For filmmaker Karen Wookey, she stressed that it's important to make the audience feel "uncomfortable" in this film. But that was a concerning aspect for some, as she worked to get this documentary made.

"I thought it was really important to make an audience uncomfortable because that's the only way you really wake anybody up," Wookey said.

"In the first few cuts it was interesting what made people uncomfortable, different things made different people uncomfortable. ... There really was a vision of like, each one of those women were so different that someone in an audience is going to relate to one of those women, or something about a few of them."

Wookey added that, as Gabor Maté puts it, the world is trauma-phobic, but maybe we're seeing some change.

"That's changing now, that's why his books are suddenly exploding and suddenly people are ready to listen, and maybe we're ready to be uncomfortable," she said.

As Constand stresses, a simple message that comes from this film is that "we have to start paying attention."

"With the #MeToo movement ... you have a massive wave of coming forward and disclosing what happened to you, and I really feel like as a society, as a culture, we can't turn our backs against what trauma looks like," she said. "There are so many people that are suffering in silence out there and we do ourselves a disservice, humanity does itself a disservice, when we look at something uncomfortable or traumatic, and we turn our back on it."

"We can't do that anymore.

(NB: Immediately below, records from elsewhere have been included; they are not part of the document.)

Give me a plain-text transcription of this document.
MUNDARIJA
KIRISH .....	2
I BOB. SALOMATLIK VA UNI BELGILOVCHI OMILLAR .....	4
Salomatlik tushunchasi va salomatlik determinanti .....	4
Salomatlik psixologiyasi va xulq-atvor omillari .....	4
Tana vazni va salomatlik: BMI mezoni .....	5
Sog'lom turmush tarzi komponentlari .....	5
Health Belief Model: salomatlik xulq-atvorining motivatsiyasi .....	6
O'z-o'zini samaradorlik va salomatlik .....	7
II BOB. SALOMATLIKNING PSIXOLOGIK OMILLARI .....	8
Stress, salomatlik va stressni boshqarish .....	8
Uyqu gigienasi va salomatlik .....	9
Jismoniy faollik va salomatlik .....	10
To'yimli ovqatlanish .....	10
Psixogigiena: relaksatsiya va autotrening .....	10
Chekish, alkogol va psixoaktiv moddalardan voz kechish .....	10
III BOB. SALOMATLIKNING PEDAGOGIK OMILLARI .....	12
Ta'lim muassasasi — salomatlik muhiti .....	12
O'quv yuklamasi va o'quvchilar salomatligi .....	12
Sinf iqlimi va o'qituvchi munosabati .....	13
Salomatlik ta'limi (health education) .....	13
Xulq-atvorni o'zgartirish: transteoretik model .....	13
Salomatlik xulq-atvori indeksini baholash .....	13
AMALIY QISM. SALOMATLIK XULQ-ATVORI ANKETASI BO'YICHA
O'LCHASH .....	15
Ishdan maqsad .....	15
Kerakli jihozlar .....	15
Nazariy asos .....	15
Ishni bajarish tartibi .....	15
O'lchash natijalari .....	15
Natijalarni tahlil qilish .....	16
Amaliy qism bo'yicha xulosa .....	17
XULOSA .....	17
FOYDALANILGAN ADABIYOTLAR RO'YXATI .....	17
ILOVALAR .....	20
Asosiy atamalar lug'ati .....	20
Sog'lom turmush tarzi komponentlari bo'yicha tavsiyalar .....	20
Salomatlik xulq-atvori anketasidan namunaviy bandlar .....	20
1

Survivors and advocates and people who are out there doing the work understand how uncomfortable this work is. But the only way we get to the other side of it is to move through it. We can't jump through it. We can't jump over anything. ... Not doing the work makes us physically sick."

Andrea Constand in
Andrea Constand in "The Case Against Cosby."

'Tell someone'

As The Case Against Cosby depicts, there are several systemic barrier in place for the women coming forward with their personal stories about Cosby, or sexual assault, more broadly. There's an assumption that every detail will be remembered, women will tell police right away, but it's well documented that that's not the case when someone experiences this trauma.

Going one step further, we don't even have a clear and concrete legal definition of consent to hold perpetrators of these acts accountable.

"We have to start defining consent," Constand said. "There is no definition in many states in the United States of consent, so there's massive confusion around that."

"Harvey Weinstein was confused about what consent was and I'm sure Bill Cosby was too, he didn't even really even care. Weinstein was confused but Cosby didn't even care about consent."

She highlighted that in Canada, consent is "very loosely defined" and we have to take action, like voting for local legislators who want to push for a clear legal definition of consent.

"Big changes are not going to happen until we see laws changed," Constand said.

She's also urging anyone who has experienced assault to not stay silent.

"Don't keep secrets," Constand stressed. "If something happened to you and somebody was inappropriate with you, don't wait, let somebody know. Tell your doctor. Tell your mother. Tell your father."

It's a message Constand believes in so strongly that she even has "tell someone" tattooed on her arm.

"Be courageous, you're not alone," she said. "I just think that they need to know they're not alone, and to not be ashamed.

"I think a lot of that shame comes from the control in the end. When a perpetrator hurts you, you feel shame, you feel humiliated. It keeps you silent, it works. The shame keeps you silent. It keeps you kind of in a state where you're not empowered, you're disempowered."

Cosby was found guilty and designated a "sexually violent predator" in 2018, sentenced to three to 10 years in prison.

In 2021, the Pennsylvania Supreme Court overturned the conviction and he was released. In December of last year, Cosby was sued for sexual assault by five women.